7S7 mise à jour   Le ministre israélien des Affaires étrangères, l'ultranationaliste Avigdor Lieberman, a provoqué dès son entrée en fonction des remous en Israël et à l'étranger en adoptant des positions dures vis-à-vis des Palestiniens et des Syriens.

La police a par ailleurs annoncé qu'il avait été longuement interrogé jeudi pour des soupçons de corruption.

M. Lieberman est le chef du parti d'extrême-droite Israël Beiteinou, arrivé troisième lors des législatives de février provoquées par la démission du Premier ministre Ehud Olmert, lui-même mis en cause dans des affaires de corruption.

Jeudi, le nouveau chef de la diplomatie israélienne a exclu toute concession sur le plateau du Golan conquis sur la Syrie, après avoir rejeté, la veille à sa prise de fonction, le processus d'Annapolis qui a relancé fin 2007 les négociations de paix pour parvenir à un accord sur un Etat palestinien.

"Il n'y a pas de résolution du cabinet israélien concernant les négociations avec la Syrie et nous avons déjà dit que nous n'accepterions pas de retrait du Golan", a-t-il affirmé au quotidien Haaretz.

Damas veut récupérer la totalité du plateau conquis en 1967 et annexé en 1981 par l'Etat hébreu.

Sur le front palestinien, M. Lieberman a affirmé mercredi que son pays n'était "lié" que par la Feuille de route, un plan de paix élaboré par le Quartette (Etats-Unis, Union européenne, Russie, ONU) prévoyant à terme la création d'un Etat palestinien.
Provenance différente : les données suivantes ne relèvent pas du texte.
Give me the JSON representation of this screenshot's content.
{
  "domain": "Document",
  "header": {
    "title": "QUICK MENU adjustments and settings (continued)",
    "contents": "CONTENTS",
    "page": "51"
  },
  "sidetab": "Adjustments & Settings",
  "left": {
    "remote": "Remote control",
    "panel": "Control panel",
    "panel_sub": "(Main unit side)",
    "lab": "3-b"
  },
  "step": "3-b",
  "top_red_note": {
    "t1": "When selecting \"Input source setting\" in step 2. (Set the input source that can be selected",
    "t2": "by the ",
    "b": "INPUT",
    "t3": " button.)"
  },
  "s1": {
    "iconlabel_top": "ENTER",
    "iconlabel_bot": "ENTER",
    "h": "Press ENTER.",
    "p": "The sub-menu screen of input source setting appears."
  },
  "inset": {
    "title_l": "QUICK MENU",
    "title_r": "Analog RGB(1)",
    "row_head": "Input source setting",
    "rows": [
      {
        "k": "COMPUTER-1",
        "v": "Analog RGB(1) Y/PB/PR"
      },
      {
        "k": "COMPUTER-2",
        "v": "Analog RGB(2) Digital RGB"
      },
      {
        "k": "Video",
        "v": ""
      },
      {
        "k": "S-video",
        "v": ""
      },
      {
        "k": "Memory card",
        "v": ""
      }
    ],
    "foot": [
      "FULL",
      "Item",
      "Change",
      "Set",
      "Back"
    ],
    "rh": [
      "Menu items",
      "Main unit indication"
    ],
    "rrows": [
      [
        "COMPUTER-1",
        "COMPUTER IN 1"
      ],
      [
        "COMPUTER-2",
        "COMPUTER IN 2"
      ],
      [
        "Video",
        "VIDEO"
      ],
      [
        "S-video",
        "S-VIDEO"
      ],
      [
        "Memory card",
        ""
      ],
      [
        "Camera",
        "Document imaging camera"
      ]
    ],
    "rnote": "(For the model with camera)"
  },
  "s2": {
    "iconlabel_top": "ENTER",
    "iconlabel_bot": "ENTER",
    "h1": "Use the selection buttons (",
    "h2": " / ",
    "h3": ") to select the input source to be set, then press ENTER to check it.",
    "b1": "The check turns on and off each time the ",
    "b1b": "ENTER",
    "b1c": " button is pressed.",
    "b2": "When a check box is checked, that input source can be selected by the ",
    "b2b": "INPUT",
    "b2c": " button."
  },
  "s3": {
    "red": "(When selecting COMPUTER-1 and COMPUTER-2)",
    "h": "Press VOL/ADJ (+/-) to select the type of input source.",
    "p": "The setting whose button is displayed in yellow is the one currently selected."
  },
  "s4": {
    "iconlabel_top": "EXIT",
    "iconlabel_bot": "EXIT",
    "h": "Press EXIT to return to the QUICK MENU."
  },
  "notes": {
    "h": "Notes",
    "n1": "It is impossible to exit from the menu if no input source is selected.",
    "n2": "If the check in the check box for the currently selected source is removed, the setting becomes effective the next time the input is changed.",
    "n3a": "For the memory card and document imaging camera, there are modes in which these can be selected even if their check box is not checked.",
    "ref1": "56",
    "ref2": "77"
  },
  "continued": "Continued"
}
Mais son application étape par étape s'est avérée extrêmement problématique depuis son lancement en 2003.

A la conférence d'Annapolis (Etats-Unis), M. Olmert et le président palestinien Mahmoud Abbas avaient décidé de négocier directement les questions-clés comme les frontières, le sort des colonies et de Jérusalem dans la prespective de la création d'un Etat palestinien.

Washington a réagi aux propos de M. Lieberman en plaidant à nouveau en faveur d'une solution "à deux Etats".

M. Lieberman et la secrétaire d'Etat américaine Hillary Clinton ont convenu lors d'un entretien téléphonique de se rencontrer le "plus vite possible", a-t-on appris au bureau de M. Lieberman.

L'Egypte, liée par un traité de paix à Israël, a qualifié jeudi de "regrettables" les déclarations de M. Lieberman.

En Israël, l'ancienne ministre des Affaires étrangères Tzipi Livni, désormais chef de l'opposition, a de son côté pressé M. Netanyahu de désavouer son chef de la diplomatie.

Le député travailliste Ofer Pines-Paz, opposé au ralliement de son parti à la coalition gouvernementale, a estimé que M. Lieberman représentait "une menace stratégique pour Israël".

M. Lieberman a par ailleurs été entendu jeudi par des enquêteurs de la police des fraudes "pour des soupçons de corruption, de fraude, de blanchiment d'argent et d'abus de confiance", a précisé le porte-parole de la police Micky Rosenfeld.

Selon des médias, M. Lieberman aurait reçu de "très importantes sommes d'argent en provenance de l'étranger" pour financer ses campagnes électorales. Ces fonds auraient transité grâce à des sociétés fictives et différents comptes bancaire.

Dans un communiqué de son bureau, M. Lieberman a dit avoir "coopéré" avec la police et s'est dit "pressé de mettre fin à cette enquête et à cette affaire qui dure depuis 13 ans".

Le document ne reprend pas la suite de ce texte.